Derweil beschäftigte noch eine zweite Frage Grünen-Stadtrat Oskar Hahn und auch den Leserbriefschreiber Wuttge-Greimel. Diese bezog sich auf die Werbesatzung der Stadt. Gegenüber den Händlern habe man in der Innenstadt von Villingen sehr strenge Auflagen, um das mittelalterliche Bild der Stadt zu wahren. Das Schaufenster des Parteibüros der AfD werbe dagegen „recht aggressiv“ und halte sich nach seiner Einschätzung nicht an die Vorgaben, so Hahn.

„Stellt einen Verstoß dar“

Und wie sieht das nun also die Stadtverwaltung? „Dieses Schaufenster entspricht aufgrund der vollflächigen Beklebung nicht den Vorgaben und stellt deshalb einen Verstoß dar, dem die Stadt nachzugehen hat. Es finden aktuell Gespräche statt“, teilte dazu nun auf Nachfrage Sprecherin Falke mit.

Grundsätzlich sagt die Sprecherin derweil auch: In der Werbesatzung der Stadt Villingen-Schwenningen werde geregelt, wie die Beklebung der Schaufenster zu gestalten ist. „Die Vorgaben entsprechen in ihrer Kleinteiligkeit möglicherweise nicht mehr den aktuellen Bedürfnissen von Händlern, die einem größer werdenden Druck ausgesetzt sind, um Kundschaft anzuziehen.“ Deshalb habe die Verwaltung für den Gemeinderat auch eine Vorlage zur Überarbeitung der Werbesatzung eingebracht.

Unabhängig davon sei aber „das historische Stadtbild zu wahren“. Die Stadt gehe „trotz Personalengpässe deshalb allen Verstößen, die angezeigt werden nach, vor allem bei vollflächigen Beklebungen“. In der Vergangenheit hätten etwa zwei bis drei Anzeigen pro Jahr vorgelegen, denen das Fachamt konkret nachgegangen sei. Dies betreffe auch den jetzigen AfD-Fall.

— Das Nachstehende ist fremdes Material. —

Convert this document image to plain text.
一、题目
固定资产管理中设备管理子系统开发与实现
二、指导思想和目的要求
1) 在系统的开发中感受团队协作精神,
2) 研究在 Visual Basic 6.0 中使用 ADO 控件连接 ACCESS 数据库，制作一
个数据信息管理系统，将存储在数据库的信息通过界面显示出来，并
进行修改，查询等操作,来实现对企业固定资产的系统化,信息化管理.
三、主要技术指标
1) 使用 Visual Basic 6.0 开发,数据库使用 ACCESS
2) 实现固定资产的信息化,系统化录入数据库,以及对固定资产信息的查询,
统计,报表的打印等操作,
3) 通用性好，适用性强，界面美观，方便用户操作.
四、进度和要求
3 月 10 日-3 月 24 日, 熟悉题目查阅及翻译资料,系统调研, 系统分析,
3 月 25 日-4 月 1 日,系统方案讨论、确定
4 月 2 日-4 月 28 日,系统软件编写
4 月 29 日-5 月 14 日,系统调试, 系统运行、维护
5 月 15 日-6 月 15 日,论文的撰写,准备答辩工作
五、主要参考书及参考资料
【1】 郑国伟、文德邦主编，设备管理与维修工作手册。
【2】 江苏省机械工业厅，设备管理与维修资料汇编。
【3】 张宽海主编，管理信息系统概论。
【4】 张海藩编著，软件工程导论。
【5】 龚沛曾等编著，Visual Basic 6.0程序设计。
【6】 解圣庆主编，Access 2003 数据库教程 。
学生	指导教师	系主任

Schaufensterthema: Gemeinderat entscheidet über mögliche Liberalisierung

Thema in der nächsten Sitzung
In seiner Sitzung in dieser Woche (Mittwoch, 3. Dezember, Neckarhalle, Beginn der öffentlichen Sitzung um 17.30 Uhr) befasst sich der Gemeinderat mit der Werbesatzung und hier mit der Regelung zur Schaufensterbeklebung in der historischen Innenstadt von Villingen. Vorgeschlagen wird eine Liberalisierung.